Tali Digital showcased its revamped look and branding, which is in celebration of the company’s ten year anniversary in the branding industry, at FESPA Africa, previously Sign Africa, which took place from 2-4 July at Gallagher Convention Centre.

Tali was established in June 2004 with two staff members. The company started as a CD and DVD silkscreen printing and duplication service but evolved into a fully-fledged digital printing company.

Founder and Owner, Orlando de Abreu said, ‘Over the years we have perfected what we do and have given our business greater focus. With the need to communicate this to our new and existing clients, we have launched a new CI and Brand Identity which we revealed at Markex 2014.’

De Abreu commented on starting the business, ‘The first few months were quite challenging but there’s nothing like the deep end to learn to swim. It was something special for me to watch a machine all of a sudden start to print a colour image by the simple click of a mouse.’
In November 2006, a few months after the purchase of Tali’s first dye-based machine, the company bought its second Eco solvent machine. This was the turning point for Tali and from then on they ploughed all their energy into the digital print solutions market. 

For the first few years Tali operated out of de Abreu’s home. In 2007, the company moved to an office space and with the move came growth and a renewed energy for the direction they were headed in. The staff count grew to five and de Abreu’s wife Carla also joined the business.  

‘I have been very blessed to have a very supportive wife who had so much faith in me that she joined me in late 2006. Neither of us have looked back, well maybe once or twice to make sure the object being thrown at me was not too sharp,’ said de Abreu.
By 2008, Tali had out grown the 72 Square metre premises, so the company moved to a new mini factory of 240 square metres. To keep up with demand, De Abreu employed more staff members.
In 2009, Tali bought its first Grand Format machine, a 3.2m billboard printer.

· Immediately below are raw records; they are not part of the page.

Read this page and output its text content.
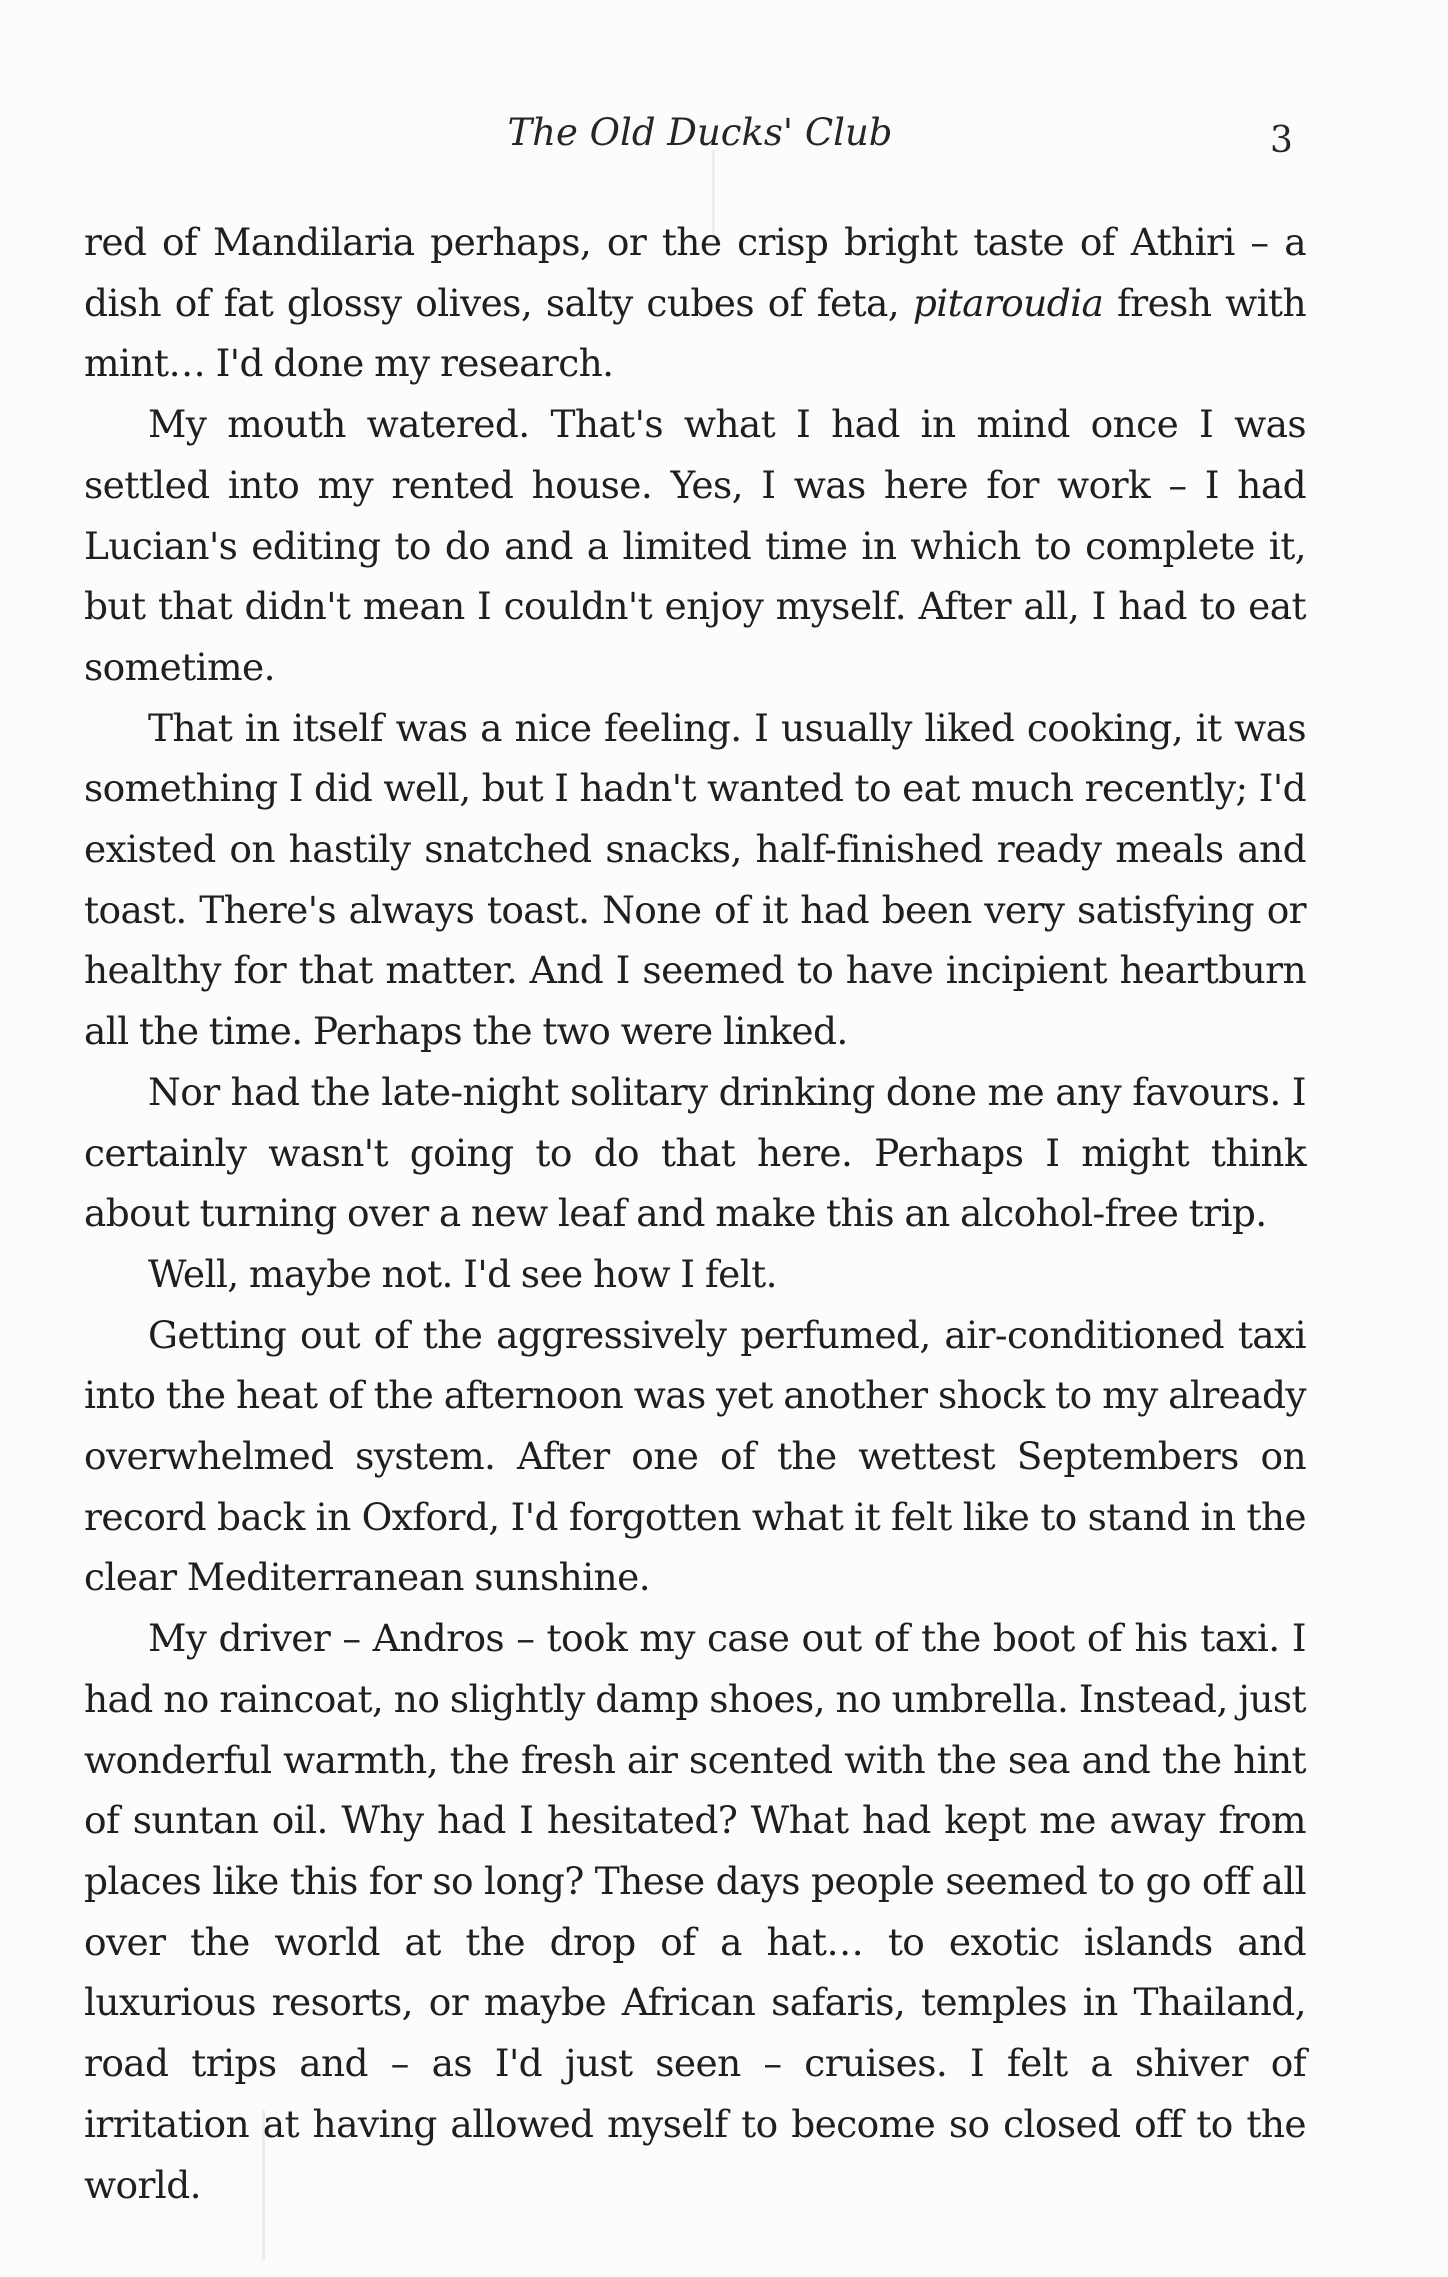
The Old Ducks' Club	3

red of Mandilaria perhaps, or the crisp bright taste of Athiri – a dish of fat glossy olives, salty cubes of feta, pitaroudia fresh with mint… I'd done my research.

My mouth watered. That's what I had in mind once I was settled into my rented house. Yes, I was here for work – I had Lucian's editing to do and a limited time in which to complete it, but that didn't mean I couldn't enjoy myself. After all, I had to eat sometime.

That in itself was a nice feeling. I usually liked cooking, it was something I did well, but I hadn't wanted to eat much recently; I'd existed on hastily snatched snacks, half-finished ready meals and toast. There's always toast. None of it had been very satisfying or healthy for that matter. And I seemed to have incipient heartburn all the time. Perhaps the two were linked.

Nor had the late-night solitary drinking done me any favours. I certainly wasn't going to do that here. Perhaps I might think about turning over a new leaf and make this an alcohol-free trip.

Well, maybe not. I'd see how I felt.

Getting out of the aggressively perfumed, air-conditioned taxi into the heat of the afternoon was yet another shock to my already overwhelmed system. After one of the wettest Septembers on record back in Oxford, I'd forgotten what it felt like to stand in the clear Mediterranean sunshine.

My driver – Andros – took my case out of the boot of his taxi. I had no raincoat, no slightly damp shoes, no umbrella. Instead, just wonderful warmth, the fresh air scented with the sea and the hint of suntan oil. Why had I hesitated? What had kept me away from places like this for so long? These days people seemed to go off all over the world at the drop of a hat… to exotic islands and luxurious resorts, or maybe African safaris, temples in Thailand, road trips and – as I'd just seen – cruises. I felt a shiver of irritation at having allowed myself to become so closed off to the world.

De Abreu wanted the company to be prepared for, and take advantage of, the excessive amounts of print volumes that would need to be met in preparation for the FIFA World Cup 2010. They also installed a high frequency welding machine enabling them to convert all banners in house and an automated eyelet machine to meet the required short deadlines.
The following year (2010), Tali moved to bigger premises and then moved again into what is now their current facilities with advanced technology, complete with printing environment requirements, including liquid thrown self-levelling floors, specialised extraction, air-conditioning and a back-up generator.

With the extra space available, de Abreu acquired more machines and employed more staff to further increase their service and product offerings. A three metre wide Direct to Fabric Digital dye Sublimation printing offering was added to the service portfolio together with an in-house stitching department. This enabled them to work within shorter lead-times on the completion of all soft signage requirements such as flags, banners, media walls, telescopics, shark fins and gazebos. Tali also launched its own in-house brand of Alutex Textile tensioning systems.
The company acquired an Océ 550 GT UV Flatbed machine, which allows for printing directly to almost any substrate like cortex, komartex, glass, Re-board and point of sale as well as the printing  of white digitally onto clear substrates such as Plexi, which widens the scope of branding options for clients. 

With the installation of the flatbed came the necessity to put in an automated cutting table which allows the delivery of work that is manufactured and cut to accurate specifications consistently, with virtually no errors. The benefit of a flatbed is that finished product is always consistent. It also makes it possible to meet tight deadlines and convert orders faster. 

‘We are a solutions driven company, we ask the right questions and most of the time think of challenges that the client themselves may not have picked up on. We are extremely passionate about what we do and look forward to our future growth,’ concluded de Abreu.